Located in Maastricht, The Bonnefanten Museum is housed in a world-renown monumental building designed by Aldo Rossi. Hollandse Nieuwe was asked to re-design the Bonnefanten Museum’s workspace and employee areas. These new areas consist of the director’s rooms, workspace for employees planning and curating exhibits, and a small restaurant.
Housed in architecture amongst curated art collections, the office occupies a unique and specific place. Taking this as inspiration, the workspace aims to bring these two worlds together in different ways, to create surprising, specific, and enjoyable spaces to work in and create and to create a workspace that feels uniquely part of the museum.
The workplace area is built around the idea of discovery and exploration, much like an exhibition or gallery layout. Rather than rows of desks or partitions, a family of furniture pieces defines different routes around the space. These furniture elements get progressively taller the further into space they are located, creating more open and informal spaces at the front and more closed, quieter spaces towards the back, culminating in the half-hidden library at the far end of the space. Here, the wall hiding the library is still considered a furniture element but plays with its architectural scale by having an arched opening and round window. The floor, ceiling, walls, desks, and chairs of the office space were kept light as a neutral base to allow for these wooden elements and to stand out.
The furniture pieces carry the idea of the architecture and artistic nature of the space. The wooden furniture pieces were conceived to have a timeless, monumental simplicity, constructed from the same vertical ribs and recessed doors or openings. The spacing of the ribs and height of each furniture piece differs, creating a varied but related family of objects. The back face of each element is covered in fabric, each printed with its own colour combinations derived from colour theory and drawing on the new Bonnefanten graphic identity.

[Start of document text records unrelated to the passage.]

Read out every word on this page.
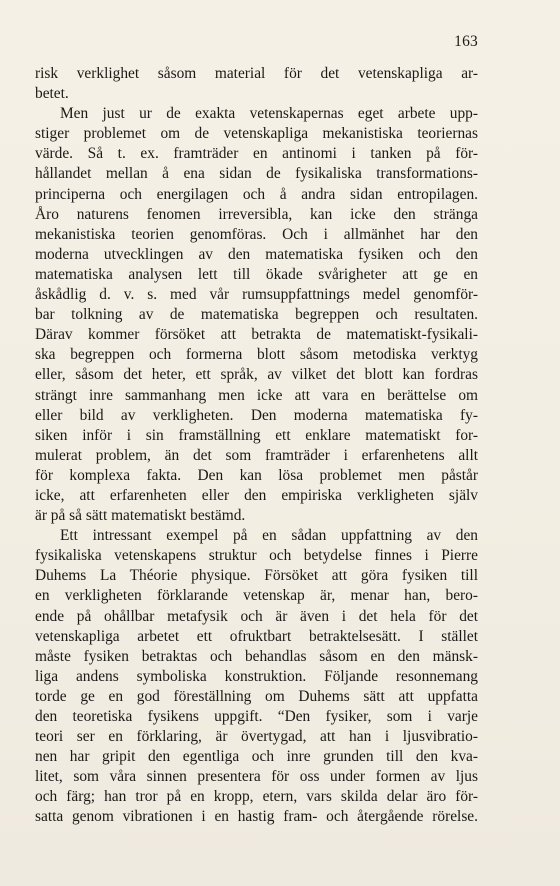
163
risk verklighet såsom material för det vetenskapliga ar-
betet.
Men just ur de exakta vetenskapernas eget arbete upp-
stiger problemet om de vetenskapliga mekanistiska teoriernas
värde. Så t. ex. framträder en antinomi i tanken på för-
hållandet mellan å ena sidan de fysikaliska transformations-
principerna och energilagen och å andra sidan entropilagen.
Åro naturens fenomen irreversibla, kan icke den stränga
mekanistiska teorien genomföras. Och i allmänhet har den
moderna utvecklingen av den matematiska fysiken och den
matematiska analysen lett till ökade svårigheter att ge en
åskådlig d. v. s. med vår rumsuppfattnings medel genomför-
bar tolkning av de matematiska begreppen och resultaten.
Därav kommer försöket att betrakta de matematiskt-fysikali-
ska begreppen och formerna blott såsom metodiska verktyg
eller, såsom det heter, ett språk, av vilket det blott kan fordras
strängt inre sammanhang men icke att vara en berättelse om
eller bild av verkligheten. Den moderna matematiska fy-
siken inför i sin framställning ett enklare matematiskt for-
mulerat problem, än det som framträder i erfarenhetens allt
för komplexa fakta. Den kan lösa problemet men påstår
icke, att erfarenheten eller den empiriska verkligheten själv
är på så sätt matematiskt bestämd.
Ett intressant exempel på en sådan uppfattning av den
fysikaliska vetenskapens struktur och betydelse finnes i Pierre
Duhems La Théorie physique. Försöket att göra fysiken till
en verkligheten förklarande vetenskap är, menar han, bero-
ende på ohållbar metafysik och är även i det hela för det
vetenskapliga arbetet ett ofruktbart betraktelsesätt. I stället
måste fysiken betraktas och behandlas såsom en den mänsk-
liga andens symboliska konstruktion. Följande resonnemang
torde ge en god föreställning om Duhems sätt att uppfatta
den teoretiska fysikens uppgift. “Den fysiker, som i varje
teori ser en förklaring, är övertygad, att han i ljusvibratio-
nen har gripit den egentliga och inre grunden till den kva-
litet, som våra sinnen presentera för oss under formen av ljus
och färg; han tror på en kropp, etern, vars skilda delar äro för-
satta genom vibrationen i en hastig fram- och återgående rörelse.
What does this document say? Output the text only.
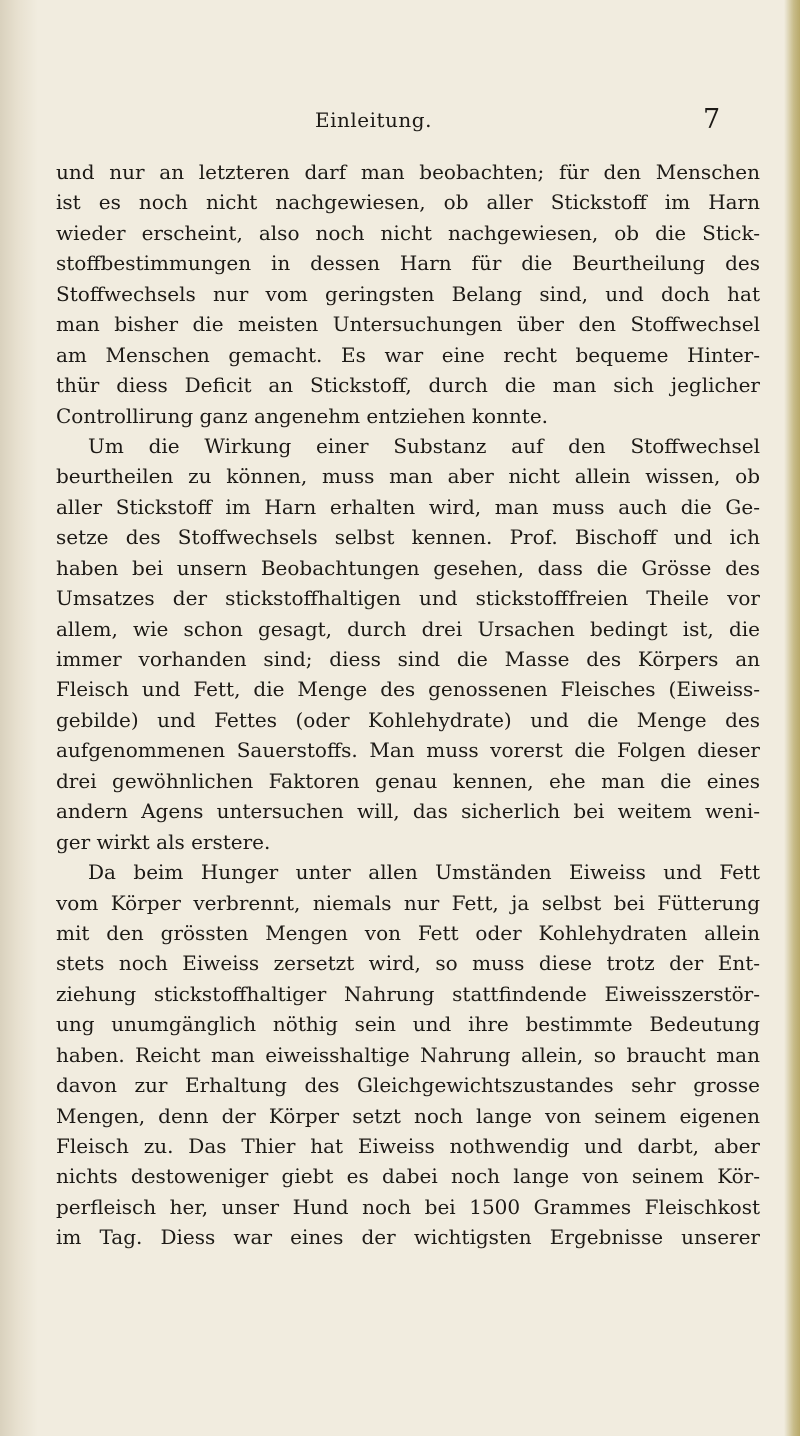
Einleitung.	7
und nur an letzteren darf man beobachten; für den Menschen
ist es noch nicht nachgewiesen, ob aller Stickstoff im Harn
wieder erscheint, also noch nicht nachgewiesen, ob die Stick-
stoffbestimmungen in dessen Harn für die Beurtheilung des
Stoffwechsels nur vom geringsten Belang sind, und doch hat
man bisher die meisten Untersuchungen über den Stoffwechsel
am Menschen gemacht. Es war eine recht bequeme Hinter-
thür diess Deficit an Stickstoff, durch die man sich jeglicher
Controllirung ganz angenehm entziehen konnte.
Um die Wirkung einer Substanz auf den Stoffwechsel
beurtheilen zu können, muss man aber nicht allein wissen, ob
aller Stickstoff im Harn erhalten wird, man muss auch die Ge-
setze des Stoffwechsels selbst kennen. Prof. Bischoff und ich
haben bei unsern Beobachtungen gesehen, dass die Grösse des
Umsatzes der stickstoffhaltigen und stickstofffreien Theile vor
allem, wie schon gesagt, durch drei Ursachen bedingt ist, die
immer vorhanden sind; diess sind die Masse des Körpers an
Fleisch und Fett, die Menge des genossenen Fleisches (Eiweiss-
gebilde) und Fettes (oder Kohlehydrate) und die Menge des
aufgenommenen Sauerstoffs. Man muss vorerst die Folgen dieser
drei gewöhnlichen Faktoren genau kennen, ehe man die eines
andern Agens untersuchen will, das sicherlich bei weitem weni-
ger wirkt als erstere.
Da beim Hunger unter allen Umständen Eiweiss und Fett
vom Körper verbrennt, niemals nur Fett, ja selbst bei Fütterung
mit den grössten Mengen von Fett oder Kohlehydraten allein
stets noch Eiweiss zersetzt wird, so muss diese trotz der Ent-
ziehung stickstoffhaltiger Nahrung stattfindende Eiweisszerstör-
ung unumgänglich nöthig sein und ihre bestimmte Bedeutung
haben. Reicht man eiweisshaltige Nahrung allein, so braucht man
davon zur Erhaltung des Gleichgewichtszustandes sehr grosse
Mengen, denn der Körper setzt noch lange von seinem eigenen
Fleisch zu. Das Thier hat Eiweiss nothwendig und darbt, aber
nichts destoweniger giebt es dabei noch lange von seinem Kör-
perfleisch her, unser Hund noch bei 1500 Grammes Fleischkost
im Tag. Diess war eines der wichtigsten Ergebnisse unserer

Entering the space, the wooden objects stand out and suggest routes, openings, and places to work but looking to the entrance from the back of the space, the collection of wooden objects is now transformed into a playful game of colour, which visually leads back to the entrance of the office and into the new rooms of the two directors. These two rooms were created with a large, prominent window each. The rooms’ walls were painted in colours from the same range as in the open office space so that from the back of the workspace the two windows continue the game of colour and scale.
The restaurant continues the combination of colour and simple wooden objects, the cupboards, and wall of the pantry are part of the workspace’s family of wooden furniture, while colours pop in the main entrance, in selected furniture pieces, and in the art pieces on the wall. As in the office, space is a neutral ground for the colour and wood to be seen against. The bathrooms were also a part of the transformation. Taking the existing tiled space as the neutral base, the sink areas became the place for the bold colour combinations that are also seen throughout the rest of the work floor spaces.
In an architectural monument amongst art collections, this workplace brings two worlds together, creating surprising spaces that feel part of the museum.